Os dois amigos vão ao encontro de Linda e Afonso, irmãos gêmeos de cabelos
castanhos e olhos pardos, filhos de Luís Galvão que era um bonito homem, de
fisionomia inteligente e regular estatura, e de D. Ermelinda de 38 anos. Linda ama
Miguel. Berta e Miguel se amam. Mas para não fazer sofrer a amiga Linda, Berta faz de
tudo para que Miguel ame Linda. E consegue.
Ficam sabendo que Luís Galvão vai fazer uma viagem para Campinas e que a
mãe deles estava com mau pressentimento. Berta fica assustada, pois acha que Jão Fera
está por trás disso, e parte pela floresta para evitar a emboscada. Chegando lá discute
com ele, que lhe tem muito amor, e consegue evitar o assassinato. Havia sido contratado
por Barroso, homem de cinquenta anos, uma barba ruiva e áspera, de mediana estatura
e excessivamente magro. Este fica furioso ao saber que ele não cumprira o acordo. Jão
fica em débito com Barroso e precisa de cinquenta mil reis para saldar a dívida.
Todos gostavam muito de Berta, pois era alegre e de bom coração. Ela visitava
constantemente Zana, mulher com problemas mentais.
Brás de 15 anos era feio, e descomposto em seus gestos.
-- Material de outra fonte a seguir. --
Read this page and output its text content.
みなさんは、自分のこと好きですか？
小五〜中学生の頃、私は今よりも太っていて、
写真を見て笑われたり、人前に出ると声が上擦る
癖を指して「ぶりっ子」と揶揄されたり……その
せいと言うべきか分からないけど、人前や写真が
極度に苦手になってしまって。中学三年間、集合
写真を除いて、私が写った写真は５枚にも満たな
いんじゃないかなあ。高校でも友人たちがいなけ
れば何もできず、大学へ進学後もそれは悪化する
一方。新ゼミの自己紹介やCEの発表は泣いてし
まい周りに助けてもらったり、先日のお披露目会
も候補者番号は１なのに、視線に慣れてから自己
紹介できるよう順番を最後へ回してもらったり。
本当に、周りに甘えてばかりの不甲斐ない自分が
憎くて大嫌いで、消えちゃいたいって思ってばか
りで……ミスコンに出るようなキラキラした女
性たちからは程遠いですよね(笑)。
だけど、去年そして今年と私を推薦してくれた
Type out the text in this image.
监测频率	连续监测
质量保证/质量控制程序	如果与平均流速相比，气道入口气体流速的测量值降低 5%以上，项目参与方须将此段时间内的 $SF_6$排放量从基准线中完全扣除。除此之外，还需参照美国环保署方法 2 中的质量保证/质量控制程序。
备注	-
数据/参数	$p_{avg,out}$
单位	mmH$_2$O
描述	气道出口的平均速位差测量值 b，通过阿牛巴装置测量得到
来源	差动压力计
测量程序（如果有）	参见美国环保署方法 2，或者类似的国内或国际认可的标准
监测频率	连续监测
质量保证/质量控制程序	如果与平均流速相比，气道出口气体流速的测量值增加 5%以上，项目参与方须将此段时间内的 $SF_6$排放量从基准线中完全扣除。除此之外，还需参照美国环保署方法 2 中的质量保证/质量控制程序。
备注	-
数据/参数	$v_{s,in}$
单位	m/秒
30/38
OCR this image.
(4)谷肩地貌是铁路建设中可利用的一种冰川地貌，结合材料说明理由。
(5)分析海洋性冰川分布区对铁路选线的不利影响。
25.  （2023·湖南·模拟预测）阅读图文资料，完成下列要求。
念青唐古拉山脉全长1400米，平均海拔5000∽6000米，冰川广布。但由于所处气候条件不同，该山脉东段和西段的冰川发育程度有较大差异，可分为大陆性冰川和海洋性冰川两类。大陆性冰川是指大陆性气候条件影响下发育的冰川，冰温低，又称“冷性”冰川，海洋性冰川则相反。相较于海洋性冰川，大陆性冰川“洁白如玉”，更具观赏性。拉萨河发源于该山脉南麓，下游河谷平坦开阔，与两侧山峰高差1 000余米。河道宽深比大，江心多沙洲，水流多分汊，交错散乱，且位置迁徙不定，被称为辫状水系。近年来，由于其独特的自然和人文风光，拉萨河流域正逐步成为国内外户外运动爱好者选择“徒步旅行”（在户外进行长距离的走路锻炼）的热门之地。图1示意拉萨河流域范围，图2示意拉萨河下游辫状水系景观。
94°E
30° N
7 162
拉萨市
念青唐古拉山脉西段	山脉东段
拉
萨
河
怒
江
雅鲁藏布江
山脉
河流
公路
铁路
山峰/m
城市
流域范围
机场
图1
Tinha um ar pasmado,
um olhar morno, com expressão indiferente e parva, ele também tem problemas
mentais. Ao sentir ciúme de Berta ele tenta matar Zana, é repreendido por Berta e se
arrepende. Brás era filho de uma irmã de Luís Galvão, que morrera viúva, e por isso ele
vivia na casa de seu tio. Ele dera a Berta o apelido de Til, pois quando ela lhe ensinava
o abc ele achava o til do alfabeto gracioso, então o associou a Berta, a quem queria
muito bem.
- Não sou mais Til! disse a menina lentamente.
Caiu-lhe então aos pés, outra vez humilde e cativo, rojando como um verme, o
mísero idiota, de cujo corpo rompia em arquejos e contorções o pranto, que não sabia
exprimir como os homens em lágrimas e lamentos.
Acalentou-o Berta, amimando-lhe as faces, e depois que o viu calmo, trouxe-o
de novo à reza e o fez recitar a prece interrompida.
“- Virgem Puríssima, Rainha do Céu, Bem-aventurança nossa, Mãe de Jesus e
dos aflitos, intercedei por meu tio, minha tia e meus primos; por mim, por Berta e
aqueles a quem ela quer bem, e fazei-nos a todos felizes.”
(cap. XXIV, 1.º vol.)
Associando-se a lembrança original do idiota, disse-lhe a menina, ajudando a
palavra com mímica expressiva e apontando para a carta.
- Eu sou Til!
Esteve Brás um instante pasmo e boquiaberto, sem compreender, apesar da
ânsia com que afinal bateu palmas de contente e deitou a pular, regougando a sua
parva risada.
- Eh!... eh!... eh!... Berta, umh!... Berta, umh!...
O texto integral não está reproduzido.